Battle-Baptiste, Shabazz and other honorees from business, education, arts, government and other fields are featured in a special issue released March 28.
According to Janine Fondon, president and CEO of UnityFirst.com, this year’s honorees “represent the best of women’s leadership in corporations, communities, education, arts, business, government and all areas of life and work across the Commonwealth ... We want to share their stories to inspire others.”
Battle-Baptiste, who joined the faculty in 2007, also serves as the director of the W.E.B. Du Bois Center. A historical archaeologist who focuses on the intersection of race, class and gender in the shaping of cultural landscapes across the African diaspora, Battle-Baptiste’s theoretical interests include black feminist theory, African-American material and expressive culture and critical heritage studies. Her work includes historic sites as varied as the home of Andrew Jackson in Nashville, Tenn., Rich Neck Plantation in Williamsburg, Va., the Abiel Smith School in Boston, the W.E.B. Du Bois Homesite in Great Barrington, Mass. and the Millars Plantation on the Bahamian island of Eleuthera. She earned her Ph.D. in anthropology at the University of Texas, Austin.
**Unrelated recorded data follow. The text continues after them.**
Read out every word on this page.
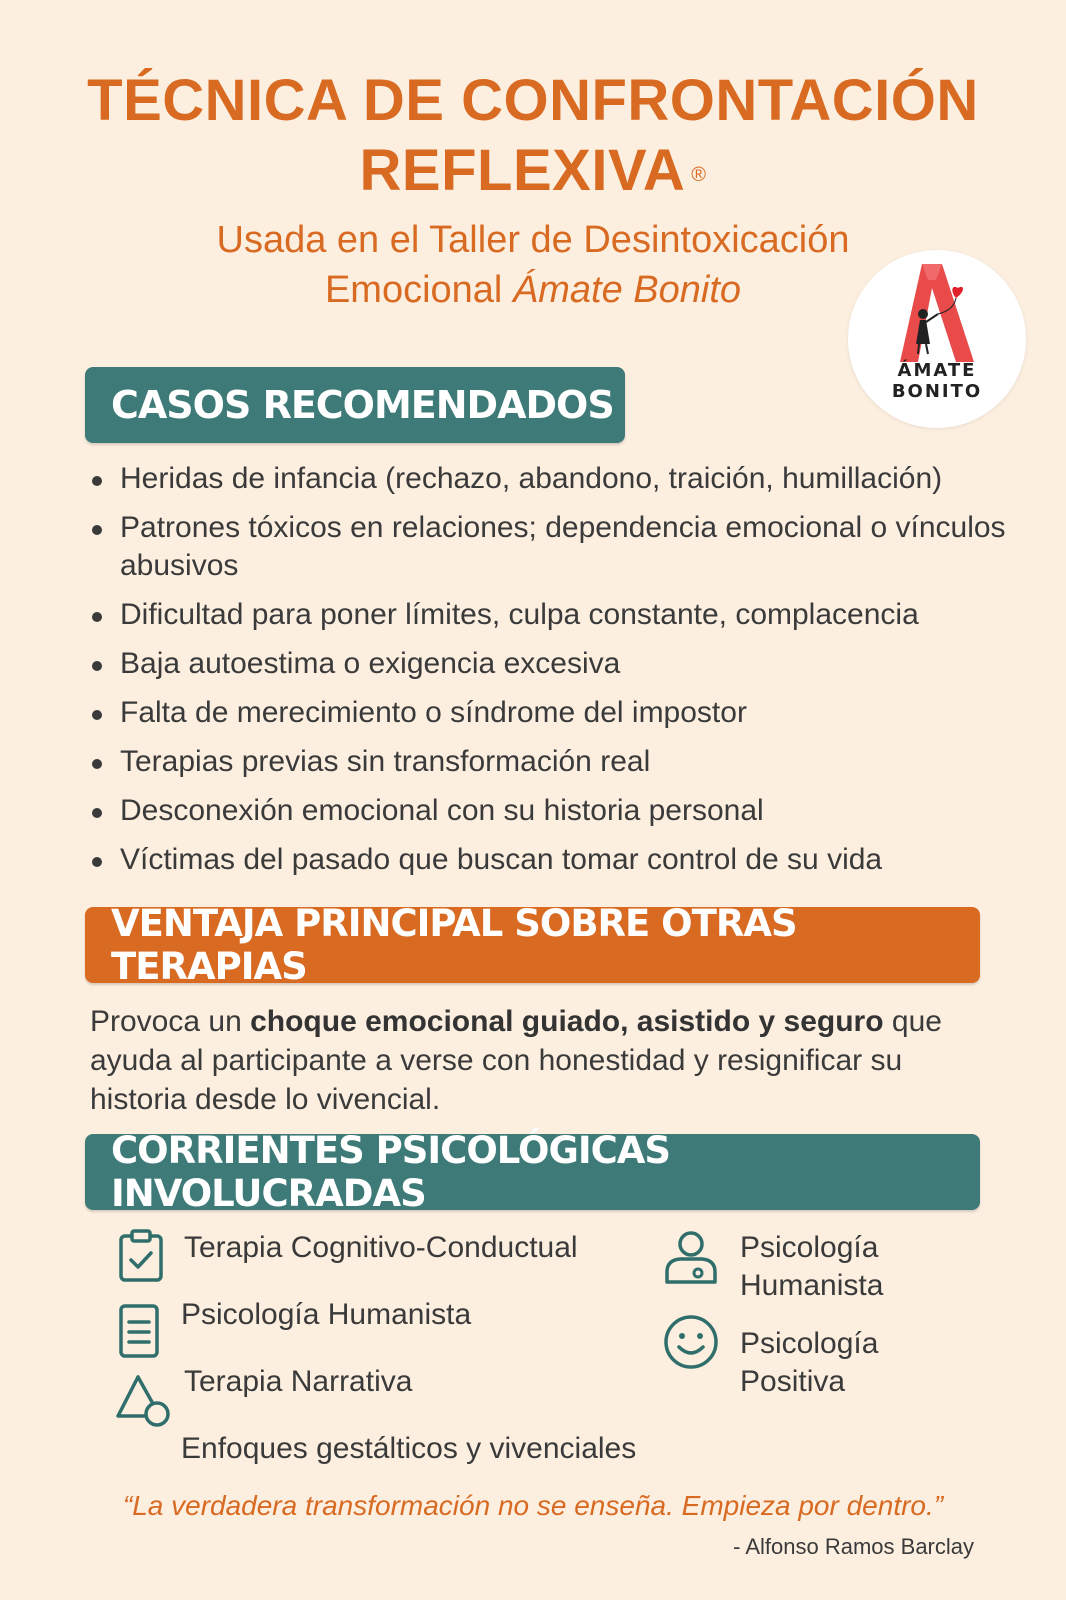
TÉCNICA DE CONFRONTACIÓN
REFLEXIVA ®
Usada en el Taller de Desintoxicación
Emocional Ámate Bonito
ÁMATE
BONITO
CASOS RECOMENDADOS
Heridas de infancia (rechazo, abandono, traición, humillación)
Patrones tóxicos en relaciones; dependencia emocional o vínculos abusivos
Dificultad para poner límites, culpa constante, complacencia
Baja autoestima o exigencia excesiva
Falta de merecimiento o síndrome del impostor
Terapias previas sin transformación real
Desconexión emocional con su historia personal
Víctimas del pasado que buscan tomar control de su vida
VENTAJA PRINCIPAL SOBRE OTRAS TERAPIAS
Provoca un choque emocional guiado, asistido y seguro que ayuda al participante a verse con honestidad y resignificar su historia desde lo vivencial.
CORRIENTES PSICOLÓGICAS INVOLUCRADAS
Terapia Cognitivo-Conductual
Psicología Humanista
Terapia Narrativa
Enfoques gestálticos y vivenciales
Psicología Humanista
Psicología Positiva
“La verdadera transformación no se enseña. Empieza por dentro.”
- Alfonso Ramos Barclay
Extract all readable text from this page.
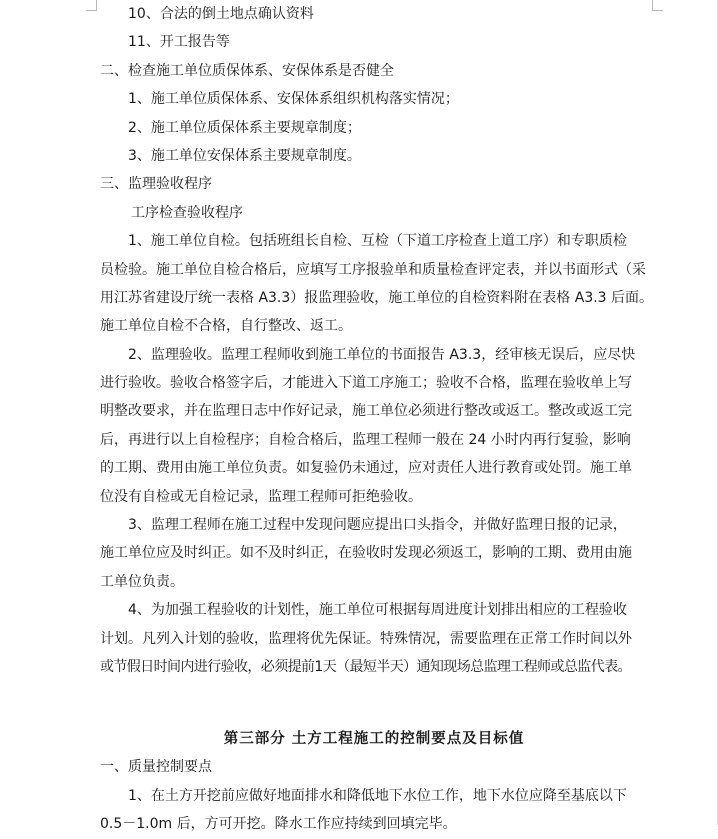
10、合法的倒土地点确认资料
11、开工报告等
二、检查施工单位质保体系、安保体系是否健全
1、施工单位质保体系、安保体系组织机构落实情况；
2、施工单位质保体系主要规章制度；
3、施工单位安保体系主要规章制度。
三、监理验收程序
工序检查验收程序
1、施工单位自检。包括班组长自检、互检（下道工序检查上道工序）和专职质检
员检验。施工单位自检合格后，应填写工序报验单和质量检查评定表，并以书面形式（采
用江苏省建设厅统一表格 A3.3）报监理验收，施工单位的自检资料附在表格 A3.3 后面。
施工单位自检不合格，自行整改、返工。
2、监理验收。监理工程师收到施工单位的书面报告 A3.3，经审核无误后，应尽快
进行验收。验收合格签字后，才能进入下道工序施工；验收不合格，监理在验收单上写
明整改要求，并在监理日志中作好记录，施工单位必须进行整改或返工。整改或返工完
后，再进行以上自检程序；自检合格后，监理工程师一般在 24 小时内再行复验，影响
的工期、费用由施工单位负责。如复验仍未通过，应对责任人进行教育或处罚。施工单
位没有自检或无自检记录，监理工程师可拒绝验收。
3、监理工程师在施工过程中发现问题应提出口头指令，并做好监理日报的记录，
施工单位应及时纠正。如不及时纠正，在验收时发现必须返工，影响的工期、费用由施
工单位负责。
4、为加强工程验收的计划性，施工单位可根据每周进度计划排出相应的工程验收
计划。凡列入计划的验收，监理将优先保证。特殊情况，需要监理在正常工作时间以外
或节假日时间内进行验收，必须提前1天（最短半天）通知现场总监理工程师或总监代表。
第三部分 土方工程施工的控制要点及目标值
一、质量控制要点
1、在土方开挖前应做好地面排水和降低地下水位工作，地下水位应降至基底以下
0.5－1.0m 后，方可开挖。降水工作应持续到回填完毕。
A member of the faculty since 2007, Shabazz’s research interests include the role of media in history as constitutive of African, African-American and other communities of culture. She is also interested in contemporary media and filmic production practices, codes and conventions, and public policy and regulation of the media from the standpoint of the socially and economically challenged. Her work emphasizes the use of media, media production and other communication practices to help foster civic engagement. She taught previously at Oklahoma State University, the University of Alabama, Mississippi State University and Northeastern University. She received her Ph.D. in mass communication at the University of Alabama.